Kraszewskiego 1 Kronenberg

   Budynek wybudowany w 1914 r. Zaprojektował go Georg Skrzipek, który jednocześnie był inwestorem. Georg Skrzipek był właścicielem dużej restauracji na ówczesnej Promenadzie. On też był do 1930 r. właścicielem budynku. W latach 1930-1937 właścicielem był  Josef Winkler.
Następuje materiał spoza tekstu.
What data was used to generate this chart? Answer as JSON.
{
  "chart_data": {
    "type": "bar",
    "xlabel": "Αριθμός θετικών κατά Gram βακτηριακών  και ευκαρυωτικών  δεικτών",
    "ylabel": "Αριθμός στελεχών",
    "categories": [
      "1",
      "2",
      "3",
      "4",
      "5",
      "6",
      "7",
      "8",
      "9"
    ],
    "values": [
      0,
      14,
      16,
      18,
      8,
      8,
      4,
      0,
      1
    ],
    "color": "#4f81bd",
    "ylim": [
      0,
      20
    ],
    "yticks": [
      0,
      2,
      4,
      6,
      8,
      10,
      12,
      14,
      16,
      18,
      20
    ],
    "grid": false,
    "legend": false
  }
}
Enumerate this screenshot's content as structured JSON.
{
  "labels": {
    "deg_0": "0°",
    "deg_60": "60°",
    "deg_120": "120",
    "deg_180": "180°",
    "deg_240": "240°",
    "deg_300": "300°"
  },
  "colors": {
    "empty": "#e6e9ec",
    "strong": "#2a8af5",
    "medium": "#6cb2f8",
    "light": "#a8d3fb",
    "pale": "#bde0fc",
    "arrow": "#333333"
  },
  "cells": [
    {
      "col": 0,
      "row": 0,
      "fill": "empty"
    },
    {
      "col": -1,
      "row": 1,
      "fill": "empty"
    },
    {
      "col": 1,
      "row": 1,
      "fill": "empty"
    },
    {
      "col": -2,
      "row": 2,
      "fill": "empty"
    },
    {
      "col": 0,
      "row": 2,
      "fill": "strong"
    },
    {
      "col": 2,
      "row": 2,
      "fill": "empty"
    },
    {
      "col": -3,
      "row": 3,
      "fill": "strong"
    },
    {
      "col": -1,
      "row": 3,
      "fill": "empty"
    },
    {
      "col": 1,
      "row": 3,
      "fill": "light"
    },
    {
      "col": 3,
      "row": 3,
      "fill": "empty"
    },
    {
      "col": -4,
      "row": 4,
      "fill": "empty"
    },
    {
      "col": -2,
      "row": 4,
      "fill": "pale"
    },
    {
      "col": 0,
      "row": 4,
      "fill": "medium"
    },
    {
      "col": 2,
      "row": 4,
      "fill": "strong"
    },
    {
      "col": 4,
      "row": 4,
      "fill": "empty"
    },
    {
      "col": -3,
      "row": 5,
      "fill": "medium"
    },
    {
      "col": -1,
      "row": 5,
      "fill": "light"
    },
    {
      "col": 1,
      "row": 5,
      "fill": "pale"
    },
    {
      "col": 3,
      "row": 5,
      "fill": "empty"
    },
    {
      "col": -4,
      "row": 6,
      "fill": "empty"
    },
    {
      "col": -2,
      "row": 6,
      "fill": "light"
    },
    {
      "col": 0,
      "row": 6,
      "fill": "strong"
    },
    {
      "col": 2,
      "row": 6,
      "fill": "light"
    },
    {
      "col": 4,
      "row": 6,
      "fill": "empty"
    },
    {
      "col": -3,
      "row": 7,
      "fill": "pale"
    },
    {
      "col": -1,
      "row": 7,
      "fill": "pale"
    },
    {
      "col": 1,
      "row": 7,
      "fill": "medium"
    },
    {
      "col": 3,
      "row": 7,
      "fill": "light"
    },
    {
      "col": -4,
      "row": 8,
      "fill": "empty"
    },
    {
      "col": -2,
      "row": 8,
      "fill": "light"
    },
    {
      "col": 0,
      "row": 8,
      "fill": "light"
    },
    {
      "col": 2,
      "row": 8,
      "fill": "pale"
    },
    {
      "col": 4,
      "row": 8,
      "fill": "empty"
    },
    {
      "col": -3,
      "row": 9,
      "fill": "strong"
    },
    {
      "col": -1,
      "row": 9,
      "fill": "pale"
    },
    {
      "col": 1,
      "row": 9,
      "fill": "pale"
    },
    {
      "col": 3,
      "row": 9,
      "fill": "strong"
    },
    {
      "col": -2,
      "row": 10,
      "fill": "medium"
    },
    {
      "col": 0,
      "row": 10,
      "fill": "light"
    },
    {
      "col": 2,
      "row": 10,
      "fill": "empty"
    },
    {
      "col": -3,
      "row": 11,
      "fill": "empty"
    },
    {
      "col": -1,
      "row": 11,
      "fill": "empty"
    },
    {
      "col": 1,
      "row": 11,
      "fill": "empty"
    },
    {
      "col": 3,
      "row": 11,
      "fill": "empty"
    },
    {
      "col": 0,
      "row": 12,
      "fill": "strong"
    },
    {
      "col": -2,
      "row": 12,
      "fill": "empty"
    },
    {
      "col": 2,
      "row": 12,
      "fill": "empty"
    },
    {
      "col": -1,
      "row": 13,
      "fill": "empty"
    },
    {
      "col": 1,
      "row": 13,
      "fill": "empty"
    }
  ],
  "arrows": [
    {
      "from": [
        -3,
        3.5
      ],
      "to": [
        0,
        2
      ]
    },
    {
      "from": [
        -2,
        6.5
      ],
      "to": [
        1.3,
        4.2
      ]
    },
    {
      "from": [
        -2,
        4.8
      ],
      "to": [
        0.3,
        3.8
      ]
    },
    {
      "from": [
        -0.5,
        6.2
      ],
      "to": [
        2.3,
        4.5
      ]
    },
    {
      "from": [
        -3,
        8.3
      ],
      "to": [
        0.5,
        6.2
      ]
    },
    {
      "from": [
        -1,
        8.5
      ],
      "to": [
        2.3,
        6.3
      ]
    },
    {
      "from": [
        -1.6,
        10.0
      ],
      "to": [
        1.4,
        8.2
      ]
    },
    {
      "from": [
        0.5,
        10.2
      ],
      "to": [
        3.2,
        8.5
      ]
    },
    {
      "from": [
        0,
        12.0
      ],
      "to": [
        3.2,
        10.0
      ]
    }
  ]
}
Jest to bardzo charakterystyczna, narożna kamienica, pięciokondygnacyjna, z piątą kondygnacją mansardową. Elewacje wykonano w stylu regionalnym (niem. Heimatschutzarchitektu), które polegają na przeplataniu elementów wykonanych z cegły z elementami otynkowanymi. W elewacjach budowli znajdują się wykusze: dwa od strony ul. Kraszewskiego, pomiędzy którymi znalazły się balkoniki i kolejne trzy w narożniku. Narożnik budynku został zwieńczony szczytem o nieco neobarokowej linii. W płycinach pomiędzy oknami i w szczycie elementy dekoracyjne zostały wykonane w tynku. Pierwotny adres to Hakubastrasse 1. W tym budynku mieszkał Paul Kronenberg, który urodził się 6 marca 1884 r. we Wrocławiu. Studiował filologię klasyczną, angielską, romańską i niemiecką. W 1912 r. skierowano go do pracy do Bytomia, gdzie pełnił funkcję starszego nauczyciela (niem. Oberlehrer). Najpierw zamieszkał przy ul. Chrobrego (niem. Gräupnerstrasse 10a), a później przy Kraszewskiego 1 (niem. Hakubastrasse 1). Miał niezwykły talent do języków obcych. Przebywając w Bytomiu nauczył się czeskiego, hiszpańskiego i włoskiego. Pracował również jako tłumacz i sporo podróżował po świecie. Podczas II wojny światowej nadal pracował w Bytomiu jako nauczyciel. W 1943 r. powołano go na dyrektora szkoły realnej, czyli ówczesnej Adolf-Hitler-Schule na Placu Sikorskiego (obecnie IV LO). Po zakończeniu wojny pozostał w Bytomiu, ale w 1946 r. został wysiedlony. Zmarł w dniu 2 marca 1949 r. w Witten w Niemczech.